Странно в отечестве!
Можно себе представить, в каком состоянии взволнованого ожидания мы, дети, после столь богатых впечатлениями лет подъезжали к московскому вокзалу. Не менее заинтересованы были "заграничными детьми" и все наши родные, ожидавшие нас на перроне. Еще при встрече с мамиными сестрами в Брюсселе я заметила, что в Москве не одобряют нашего иностранного воспитания. Издалека я тотчас же узнала бабушку и обоих дядей — Сергея и Алексея — и всех теток — Александру, Марию и Екатерину и недавно овдовевшую Татьяну, которую я не видела со времени раннего детства. Мне бросилось в глаза — какая она красивая! В вестибюле особняка, где мы должны были теперь жить, нас ждали Маша и остальная прислуга. Думаю, что самой счастливой из всех нас была Поля: наконец-то она вернулась в привычную обстановку и немедленно принялась за свою энергичную деятельность.
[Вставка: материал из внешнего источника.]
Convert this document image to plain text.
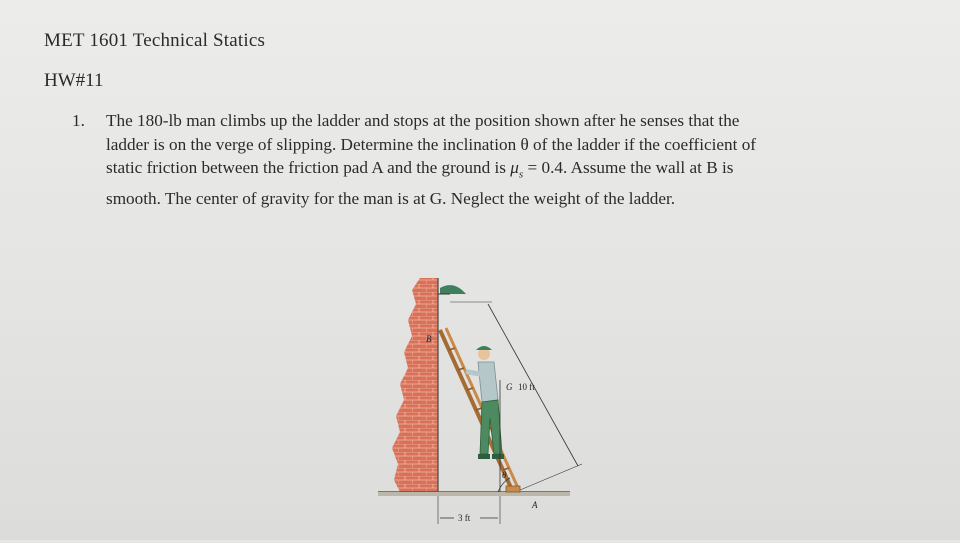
MET 1601 Technical Statics
HW#11
1. The 180-lb man climbs up the ladder and stops at the position shown after he senses that the
ladder is on the verge of slipping. Determine the inclination θ of the ladder if the coefficient of
static friction between the friction pad A and the ground is $\mu_s = 0.4$. Assume the wall at B is
smooth. The center of gravity for the man is at G. Neglect the weight of the ladder.
B
G 10 ft
θ
A
3 ft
Наше новое жилище состояло из десяти хороших солнечных комнат. Мы узнавали ковры, мебель и другие предметы из нашего старого дома. Все было такое родное! С удивлением увидела я на обеденном столе черный горшок с гречневой кашей, как ее готовят крестьяне в русской печи. При ближайшем рассмотрении оказалось, что это — торт, патриотический символ, изготовленный тетями к нашему приезду. Настроение у всех было радостное и шутливое. "Мы все здесь рассмотрим и обсудим", — сказала я задорно. "У нас не критикуют, а стараются сделать хорошее", — был ответ. Это сказала тетя Катя, высокая, стройная, царственно красивая. В ней я чувствовала больше всего ласкового внимания к нам. Очень иронично была настроена тетя Саша, писательница.
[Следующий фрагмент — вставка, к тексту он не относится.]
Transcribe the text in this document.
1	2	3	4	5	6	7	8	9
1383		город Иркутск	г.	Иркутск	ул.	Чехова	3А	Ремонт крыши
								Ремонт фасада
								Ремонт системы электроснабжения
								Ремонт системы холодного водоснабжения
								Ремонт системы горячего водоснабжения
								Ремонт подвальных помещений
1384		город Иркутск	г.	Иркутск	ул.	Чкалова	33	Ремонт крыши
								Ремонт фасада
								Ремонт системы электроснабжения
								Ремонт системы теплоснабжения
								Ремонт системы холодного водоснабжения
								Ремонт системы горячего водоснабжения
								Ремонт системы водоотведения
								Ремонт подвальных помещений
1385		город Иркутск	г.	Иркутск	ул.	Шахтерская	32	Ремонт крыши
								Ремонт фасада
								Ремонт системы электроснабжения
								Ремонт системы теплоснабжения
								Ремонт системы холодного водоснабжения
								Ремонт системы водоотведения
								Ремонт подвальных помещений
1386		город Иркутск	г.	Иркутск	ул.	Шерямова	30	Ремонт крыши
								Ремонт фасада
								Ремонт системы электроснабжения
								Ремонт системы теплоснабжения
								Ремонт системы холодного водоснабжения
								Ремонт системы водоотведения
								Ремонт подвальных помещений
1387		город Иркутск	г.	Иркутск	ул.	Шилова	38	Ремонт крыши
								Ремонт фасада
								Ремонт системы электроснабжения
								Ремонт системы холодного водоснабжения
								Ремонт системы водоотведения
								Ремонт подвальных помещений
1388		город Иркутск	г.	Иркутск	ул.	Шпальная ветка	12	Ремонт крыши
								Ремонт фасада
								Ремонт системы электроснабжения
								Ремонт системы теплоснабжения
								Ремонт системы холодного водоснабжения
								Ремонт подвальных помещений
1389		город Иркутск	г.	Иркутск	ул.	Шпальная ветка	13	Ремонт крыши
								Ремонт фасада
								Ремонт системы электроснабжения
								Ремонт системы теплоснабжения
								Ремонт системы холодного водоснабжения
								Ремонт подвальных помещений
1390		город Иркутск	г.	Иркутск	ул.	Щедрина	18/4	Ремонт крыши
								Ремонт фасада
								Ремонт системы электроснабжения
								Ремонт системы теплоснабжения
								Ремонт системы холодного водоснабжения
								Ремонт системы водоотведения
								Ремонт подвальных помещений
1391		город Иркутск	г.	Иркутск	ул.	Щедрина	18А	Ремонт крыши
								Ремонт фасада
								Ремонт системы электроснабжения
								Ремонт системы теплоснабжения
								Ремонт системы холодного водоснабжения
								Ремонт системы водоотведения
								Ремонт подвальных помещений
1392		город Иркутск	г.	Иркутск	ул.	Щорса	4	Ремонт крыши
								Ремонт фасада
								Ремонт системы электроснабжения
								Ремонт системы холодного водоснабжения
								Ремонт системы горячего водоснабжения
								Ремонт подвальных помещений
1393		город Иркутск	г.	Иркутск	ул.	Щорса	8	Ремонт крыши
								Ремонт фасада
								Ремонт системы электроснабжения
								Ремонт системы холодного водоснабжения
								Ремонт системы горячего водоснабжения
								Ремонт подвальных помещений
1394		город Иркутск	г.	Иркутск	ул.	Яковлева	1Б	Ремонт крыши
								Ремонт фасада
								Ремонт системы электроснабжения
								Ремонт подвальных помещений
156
Улица, где мы теперь поселились, находилась в старом аристократическом квартале Москвы. В большинстве здесь были дома начала прошлого столетия в стиле ампир, который в России получил такое своеобразное, можно сказать, уникальное развитие и так гармонично вписался в русский пейзаж. Эти дома, серые, белые или желтоватые, с колоннами, были по большей части окружены боковыми флигелями, хозяйственными постройками, садами, даже парками, подобно деревенским помещичьим усадьбам. Поэтому вся эта улица — длинная и широкая — вместе с другими параллельными улицами и целым лабиринтом переулков и небольших площадок между ними была овеяна духом патриархальности. Старые деревья, для которых в заборах выпиливали большие отверстия, осеняли эти улочки своими мощными кронами. Весной здесь одуряюще пахло травой, березами, тополями и сиренью. Множество церквей и церквушек с синими, серебряными, усеянными звездами, или золотыми куполами — "луковками" и старинными колокольнями обрастали кустарником. В голубых зимних сумерках за сводчатыми низкими оконцами огоньки свечек мерцали поверх снежных сугробов сквозь заснеженные ветки кустов. Каждая улица и переулочек, каждый дом и домик имели свое лицо; любая собака, ворона, воробей, казалось, совсем иначе наслаждались жизнью, чем на Западе. Все было оживленнее, удивительней. И прежде всего, конечно, люди.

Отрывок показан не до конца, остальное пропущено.